Puppets aside, YouTube is the best forum for debate
Jeff Jarvis
Monday July 30, 2007
The Guardian
I had such high hopes for the first YouTube presidential debate in America, held on CNN last week. We, the people, were to ask the questions by submitting videos to YouTube, some of which would be shown to the candidates and to the nation. Almost 3,000 questions came into YouTube covering an incredible range of issues, often expressed in highly personal terms.
Before the debate, I blogged that I thought this could fundamentally shift the dynamics of politics in America, giving the people a voice, letting us be heard by the powerful and the wider public. Campaigns have always been about control, about handing down a message, with just the appearance of listening. But here, at least, the voters and the politicians would speak directly, albeit virtually, in full public view.
I thought this might have the fringe benefit of teaching reporters and TV anchors, who are supposed to ask questions in our stead, how they really should do it.
And I hoped that the debate could demonstrate that our democracy is in good hands, that we care and are informed. Too often, that’s not the PR we, the people, get. We’re portrayed as big, dumb masses who don’t know and don’t give a damn. But that’s not the people you see in the vast majority of the questions submitted to YouTube. Reporters I know who watched hundreds and even thousands of them came away impressed with the public.
Sadly, this is not what we saw on the debate itself. CNN selected the questions unilaterally, not allowing us to vote for the best, or even to rate and discuss them. I’m not suggesting that we should have selected them all; there is a need for organisation, and popularity is not the best guide. But if the public had had a voice in the process, we surely would not have ended up with half the videos CNN chose, the ones that were insipid, sophomoric, pointless and silly: someone held up a coin and asked the candidates to define the words there – “In God we trust.” A snowman sock puppet asked about global warming. A gun nut cradled his huge weapon and called it his “baby” (candidate Joe Biden said the man needs medical attention). This is how media see us: benign fools, dangerous freaks.
But there were also moments of profound clarity. A lesbian couple asked the candidates simply, “Would you allow us to be married . . . to each other?” A pastor followed, asking how, after religion was used to justify slavery and segregation, it still could be used to “deny gay Americans their full and equal rights.” Parents of soldiers in Iraq – one headed back, the other dead – confronted the candidates on the war. A woman suffering from cancer and poor American health care and insurance took off her wig to make her point most personally. These questioners made abstract issues human. They reminded us that elections are not about jockeying horse races; they are about our nation and our lives.
But TV got in the way. The candidates responded to most of this with their well-spun cant: empty words about change and experience. And if anyone mentions a soldier in the family, the candidate is obligated to deliver the thanks of the nation. This is how politicians behave before the big cameras. But the folks on the YouTube videos were speaking to small cameras; they were more direct, intimate, authentic.
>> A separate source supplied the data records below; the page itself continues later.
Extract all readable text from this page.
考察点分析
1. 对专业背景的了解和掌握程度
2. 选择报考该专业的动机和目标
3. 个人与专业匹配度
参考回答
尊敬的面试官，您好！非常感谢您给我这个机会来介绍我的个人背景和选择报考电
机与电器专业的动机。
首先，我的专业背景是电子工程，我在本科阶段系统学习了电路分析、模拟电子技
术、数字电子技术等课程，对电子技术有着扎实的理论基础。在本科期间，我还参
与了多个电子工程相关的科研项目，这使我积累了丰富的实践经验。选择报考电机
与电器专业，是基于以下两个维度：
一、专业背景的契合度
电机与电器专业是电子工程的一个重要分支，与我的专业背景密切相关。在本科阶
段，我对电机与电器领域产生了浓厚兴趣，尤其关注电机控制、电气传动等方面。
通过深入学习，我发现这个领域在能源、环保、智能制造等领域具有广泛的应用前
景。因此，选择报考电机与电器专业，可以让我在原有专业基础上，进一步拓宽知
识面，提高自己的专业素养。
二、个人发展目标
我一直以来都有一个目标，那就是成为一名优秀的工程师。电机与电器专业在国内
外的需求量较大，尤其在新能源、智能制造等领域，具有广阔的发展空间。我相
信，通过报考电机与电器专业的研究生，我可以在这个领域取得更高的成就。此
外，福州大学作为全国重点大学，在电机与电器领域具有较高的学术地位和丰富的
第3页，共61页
The two media did not mix well. CNN displayed the YouTube videos in small squares on a big screen shot by a big camera – reduced, finally, to postage stamps on our screens. It seemed the network was ashamed to show the videos full-screen because they would not look like real TV. But, of course, that’s just the point. They weren’t real TV. They were bits of conversation.
TV doesn’t know how to have a conversation. TV knows how to perform. The event’s moderator, CNN’s Anderson Cooper, behaved almost apologetically about the intrusion of these real people, who speak without benefit of make-up. He interrupted the candidates constantly, allowing them shallow soundbites a fraction the length and depth of even a YouTube video.
So I wish we’d have the YouTube debate on YouTube and leave TV behind. A few of the candidates are beginning to answer voters’ questions and challenges directly, small-camera-to-small-camera. Thus they are opening up a dialogue between candidate and constituent that was not possible before the internet: a conversation in our new public square. That is how elections should be held, amid the citizens.